Currently, skiers wanting to travel on Sundays to the Tarentaise, for ski resorts like Les Arcs, La Plagne, Meribel and Val d'Isere, need to take Eurostar to Paris and then change station to take a TGV train.
"Skiers whose holidays start on a Sunday can still reach ski resorts by rail," Elkan says. "But no direct option? It's the equivalent of keeping supermarkets closed on Sundays."
"Many tour operators would love to offer guests a direct rail-travel option," says VIP managing director, Gareth Crump. "There's no doubt it would be a popular choice, especially if sold as part of a ski package."
With rail access an important factor in the destination choice of many skiers, ski resorts stand to benefit too.
"We would love to be able to welcome more skiers by train," says Xavier Feuillant, director of the tourist office of La Plagne. "From a sustainability point of view, rail travel is important for the Alps because if you measure the carbon footprint of a ski resort, the majority of the emissions are the result of transport of holidaymakers to the resort."
According to research by carbon-measurement consultancy, Best Foot Forward, a one-way journey by plane from London to Val Throrens produces 82kg CO2 per passenger. The equivalent journey by train produces only 14Kg CO2 per passenger. Driving, by comparison, produces 225Kg CO2 (per car).

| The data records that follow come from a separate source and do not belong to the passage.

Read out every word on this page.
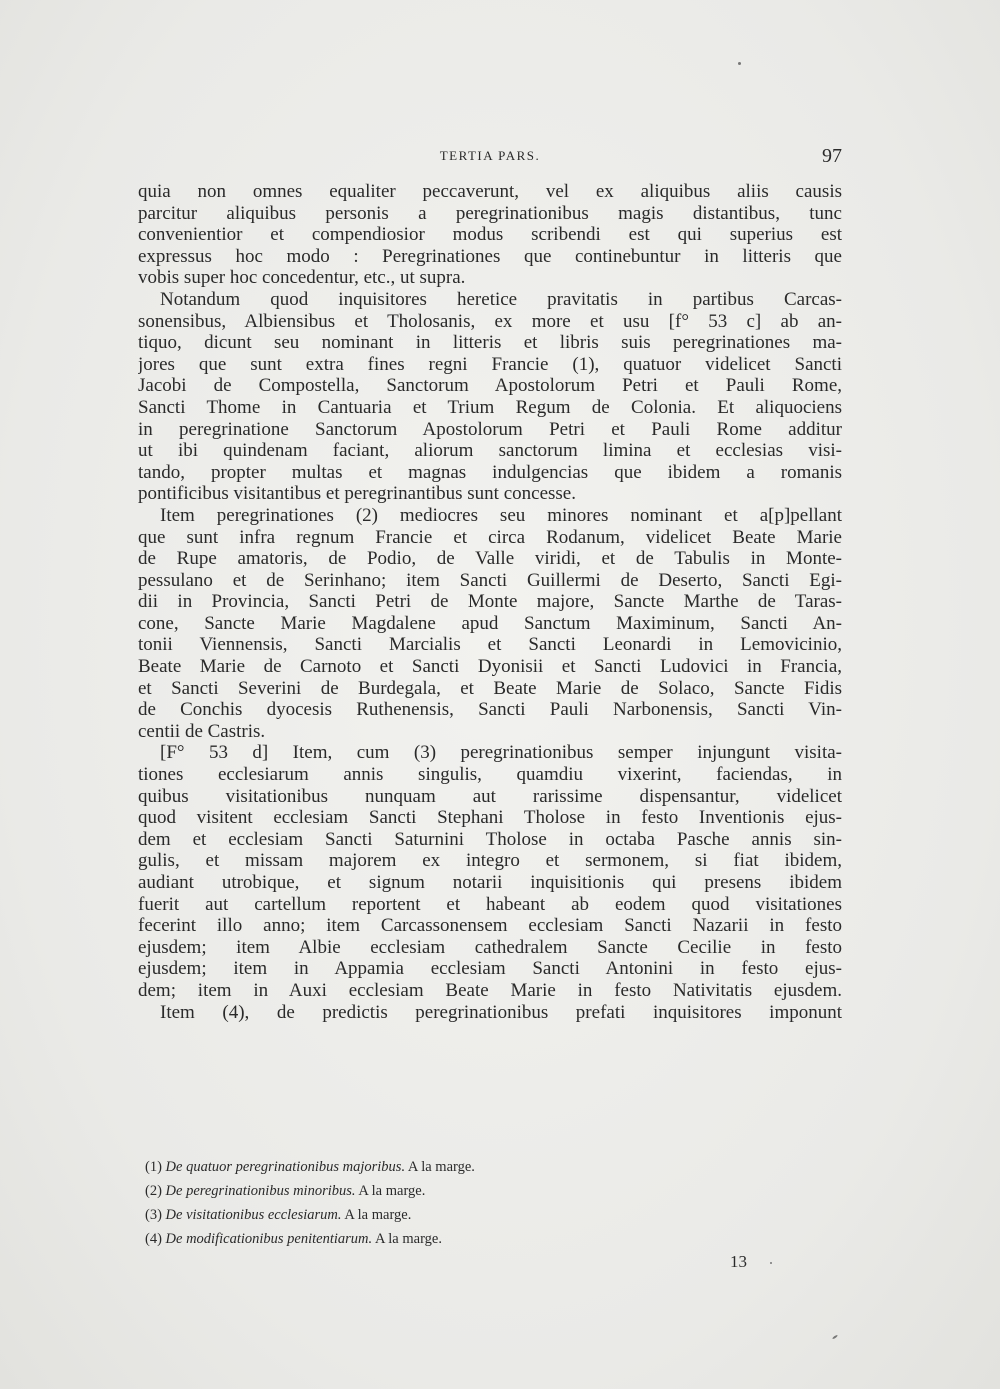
TERTIA PARS.	97
quia non omnes equaliter peccaverunt, vel ex aliquibus aliis causis
parcitur aliquibus personis a peregrinationibus magis distantibus, tunc
convenientior et compendiosior modus scribendi est qui superius est
expressus hoc modo : Peregrinationes que continebuntur in litteris que
vobis super hoc concedentur, etc., ut supra.
Notandum quod inquisitores heretice pravitatis in partibus Carcas-
sonensibus, Albiensibus et Tholosanis, ex more et usu [f° 53 c] ab an-
tiquo, dicunt seu nominant in litteris et libris suis peregrinationes ma-
jores que sunt extra fines regni Francie (1), quatuor videlicet Sancti
Jacobi de Compostella, Sanctorum Apostolorum Petri et Pauli Rome,
Sancti Thome in Cantuaria et Trium Regum de Colonia. Et aliquociens
in peregrinatione Sanctorum Apostolorum Petri et Pauli Rome additur
ut ibi quindenam faciant, aliorum sanctorum limina et ecclesias visi-
tando, propter multas et magnas indulgencias que ibidem a romanis
pontificibus visitantibus et peregrinantibus sunt concesse.
Item peregrinationes (2) mediocres seu minores nominant et a[p]pellant
que sunt infra regnum Francie et circa Rodanum, videlicet Beate Marie
de Rupe amatoris, de Podio, de Valle viridi, et de Tabulis in Monte-
pessulano et de Serinhano; item Sancti Guillermi de Deserto, Sancti Egi-
dii in Provincia, Sancti Petri de Monte majore, Sancte Marthe de Taras-
cone, Sancte Marie Magdalene apud Sanctum Maximinum, Sancti An-
tonii Viennensis, Sancti Marcialis et Sancti Leonardi in Lemovicinio,
Beate Marie de Carnoto et Sancti Dyonisii et Sancti Ludovici in Francia,
et Sancti Severini de Burdegala, et Beate Marie de Solaco, Sancte Fidis
de Conchis dyocesis Ruthenensis, Sancti Pauli Narbonensis, Sancti Vin-
centii de Castris.
[F° 53 d] Item, cum (3) peregrinationibus semper injungunt visita-
tiones ecclesiarum annis singulis, quamdiu vixerint, faciendas, in
quibus visitationibus nunquam aut rarissime dispensantur, videlicet
quod visitent ecclesiam Sancti Stephani Tholose in festo Inventionis ejus-
dem et ecclesiam Sancti Saturnini Tholose in octaba Pasche annis sin-
gulis, et missam majorem ex integro et sermonem, si fiat ibidem,
audiant utrobique, et signum notarii inquisitionis qui presens ibidem
fuerit aut cartellum reportent et habeant ab eodem quod visitationes
fecerint illo anno; item Carcassonensem ecclesiam Sancti Nazarii in festo
ejusdem; item Albie ecclesiam cathedralem Sancte Cecilie in festo
ejusdem; item in Appamia ecclesiam Sancti Antonini in festo ejus-
dem; item in Auxi ecclesiam Beate Marie in festo Nativitatis ejusdem.
Item (4), de predictis peregrinationibus prefati inquisitores imponunt
(1) De quatuor peregrinationibus majoribus. A la marge.
(2) De peregrinationibus minoribus. A la marge.
(3) De visitationibus ecclesiarum. A la marge.
(4) De modificationibus penitentiarum. A la marge.
13
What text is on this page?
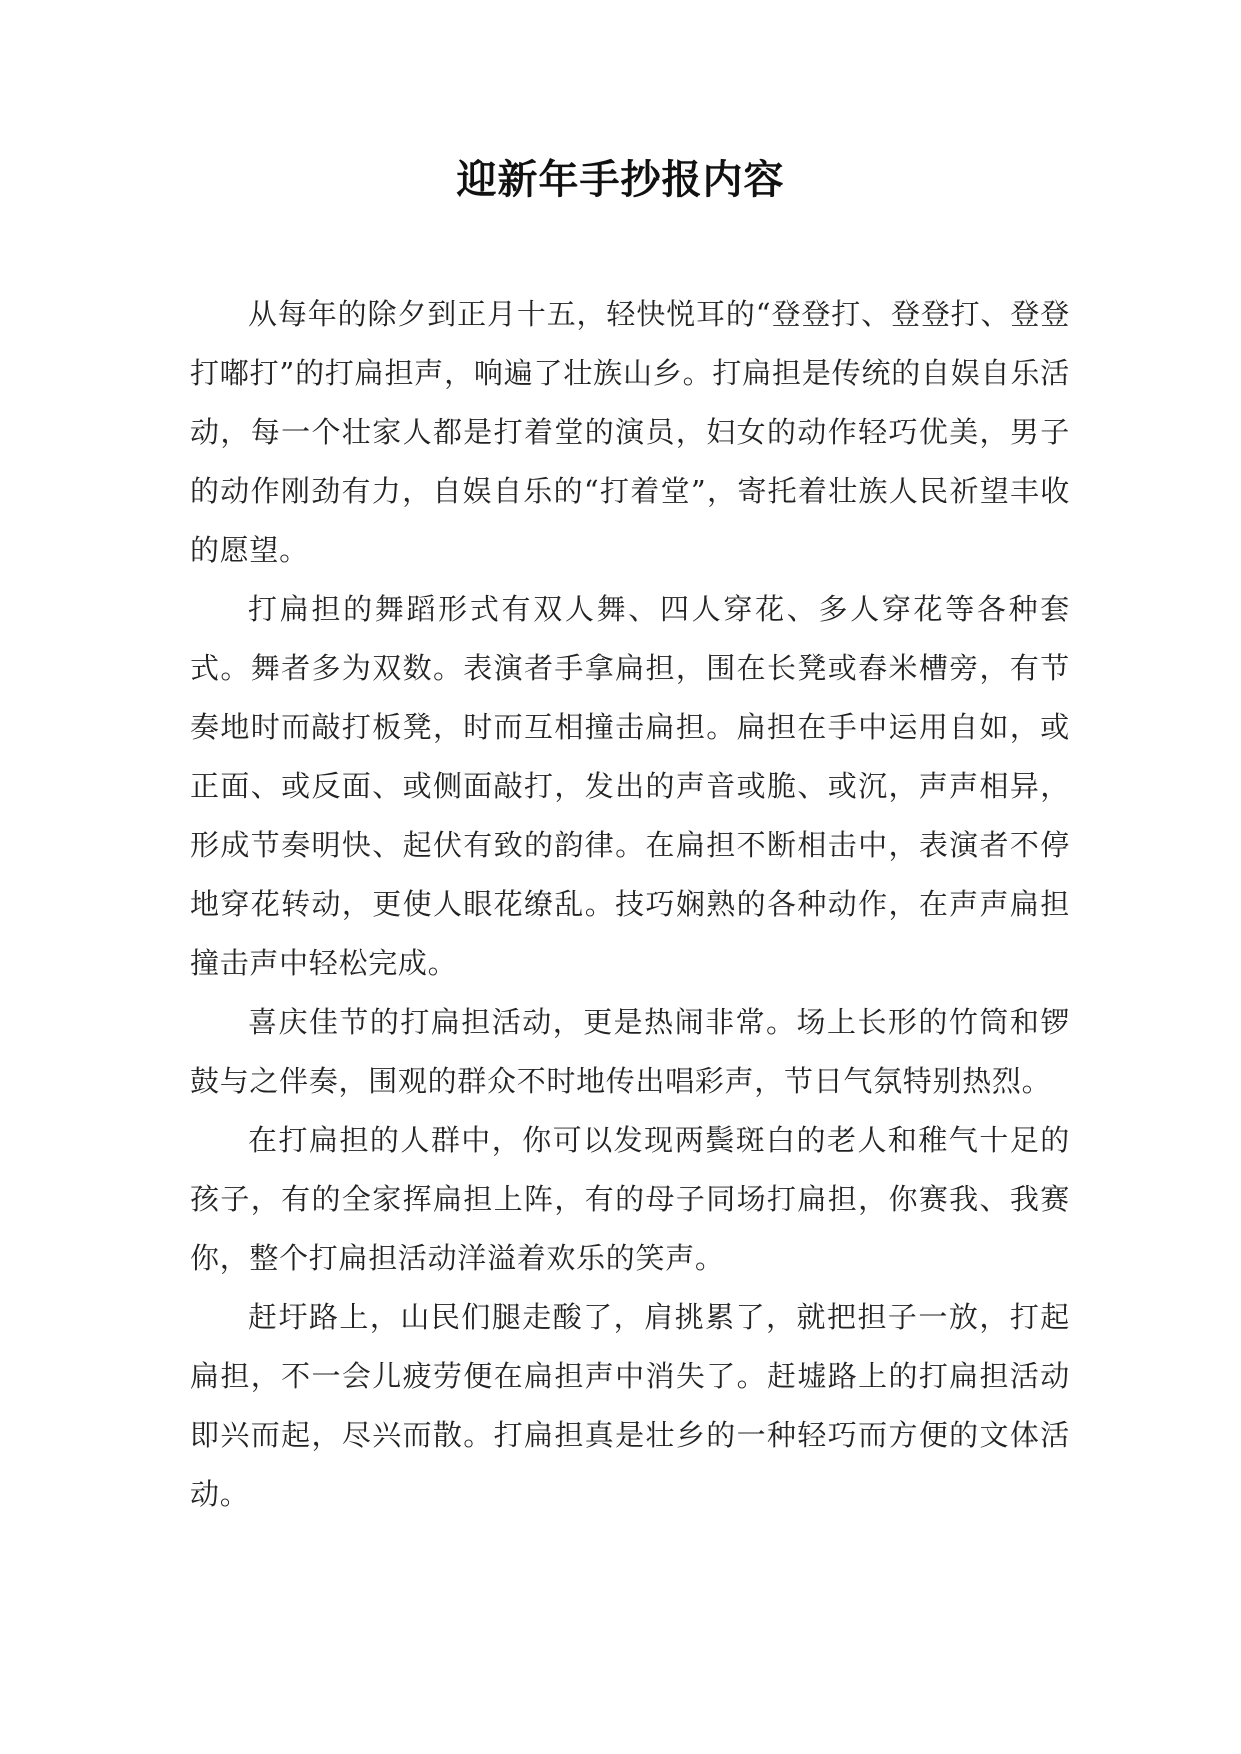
迎新年手抄报内容

从每年的除夕到正月十五，轻快悦耳的“登登打、登登打、登登打嘟打”的打扁担声，响遍了壮族山乡。打扁担是传统的自娱自乐活动，每一个壮家人都是打着堂的演员，妇女的动作轻巧优美，男子的动作刚劲有力，自娱自乐的“打着堂”，寄托着壮族人民祈望丰收的愿望。

打扁担的舞蹈形式有双人舞、四人穿花、多人穿花等各种套式。舞者多为双数。表演者手拿扁担，围在长凳或舂米槽旁，有节奏地时而敲打板凳，时而互相撞击扁担。扁担在手中运用自如，或正面、或反面、或侧面敲打，发出的声音或脆、或沉，声声相异，形成节奏明快、起伏有致的韵律。在扁担不断相击中，表演者不停地穿花转动，更使人眼花缭乱。技巧娴熟的各种动作，在声声扁担撞击声中轻松完成。

喜庆佳节的打扁担活动，更是热闹非常。场上长形的竹筒和锣鼓与之伴奏，围观的群众不时地传出唱彩声，节日气氛特别热烈。

在打扁担的人群中，你可以发现两鬓斑白的老人和稚气十足的孩子，有的全家挥扁担上阵，有的母子同场打扁担，你赛我、我赛你，整个打扁担活动洋溢着欢乐的笑声。

赶圩路上，山民们腿走酸了，肩挑累了，就把担子一放，打起扁担，不一会儿疲劳便在扁担声中消失了。赶墟路上的打扁担活动即兴而起，尽兴而散。打扁担真是壮乡的一种轻巧而方便的文体活动。
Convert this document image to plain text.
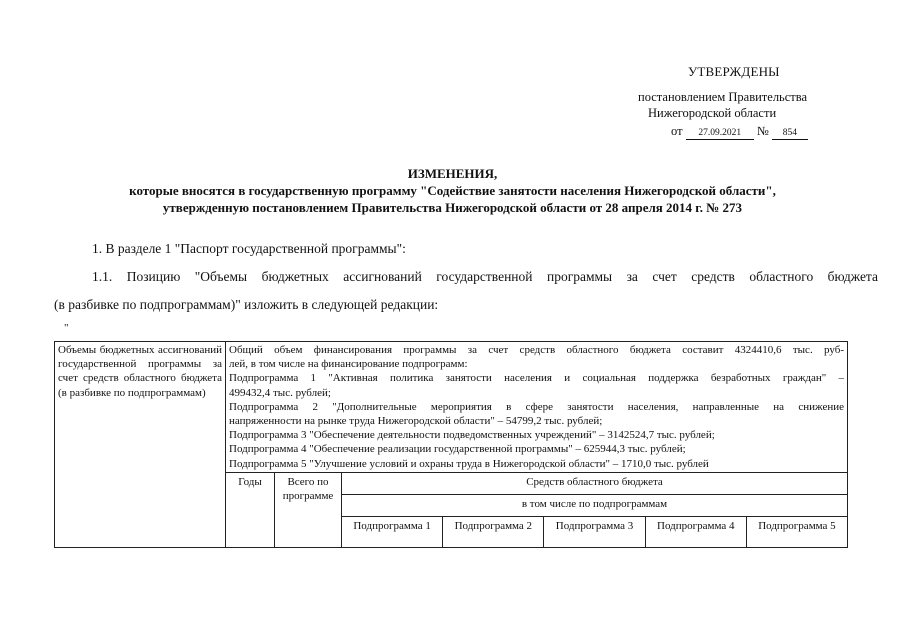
УТВЕРЖДЕНЫ
постановлением Правительства
Нижегородской области
от 27.09.2021 № 854
ИЗМЕНЕНИЯ,
которые вносятся в государственную программу "Содействие занятости населения Нижегородской области",
утвержденную постановлением Правительства Нижегородской области от 28 апреля 2014 г. № 273
1. В разделе 1 "Паспорт государственной программы":
1.1. Позицию "Объемы бюджетных ассигнований государственной программы за счет средств областного бюджета
(в разбивке по подпрограммам)" изложить в следующей редакции:
"
Объемы бюджетных ассигнований государственной программы за счет средств областного бюджета (в разбивке по подпрограммам)	
Общий объем финансирования программы за счет средств областного бюджета составит 4324410,6 тыс. руб-
лей, в том числе на финансирование подпрограмм:
Подпрограмма 1 "Активная политика занятости населения и социальная поддержка безработных граждан" –
499432,4 тыс. рублей;
Подпрограмма 2 "Дополнительные мероприятия в сфере занятости населения, направленные на снижение
напряженности на рынке труда Нижегородской области" – 54799,2 тыс. рублей;
Подпрограмма 3 "Обеспечение деятельности подведомственных учреждений" – 3142524,7 тыс. рублей;
Подпрограмма 4 "Обеспечение реализации государственной программы" – 625944,3 тыс. рублей;
Подпрограмма 5 "Улучшение условий и охраны труда в Нижегородской области" – 1710,0 тыс. рублей

Годы	Всего по программе	Средств областного бюджета
в том числе по подпрограммам
Подпрограмма 1	Подпрограмма 2	Подпрограмма 3	Подпрограмма 4	Подпрограмма 5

Indications for a Sunday Ski Train are hopeful. Last season, Eurostar dipped a toe in the water for Sunday changeover - on two dates in February they offered a Saturday night overnight train combined with a Sunday daytime return.
"I hope that this petition will help to change the status quo," Elkan says. "After 20 years of a Saturday Ski Train – it's high time for a Sunday one, too."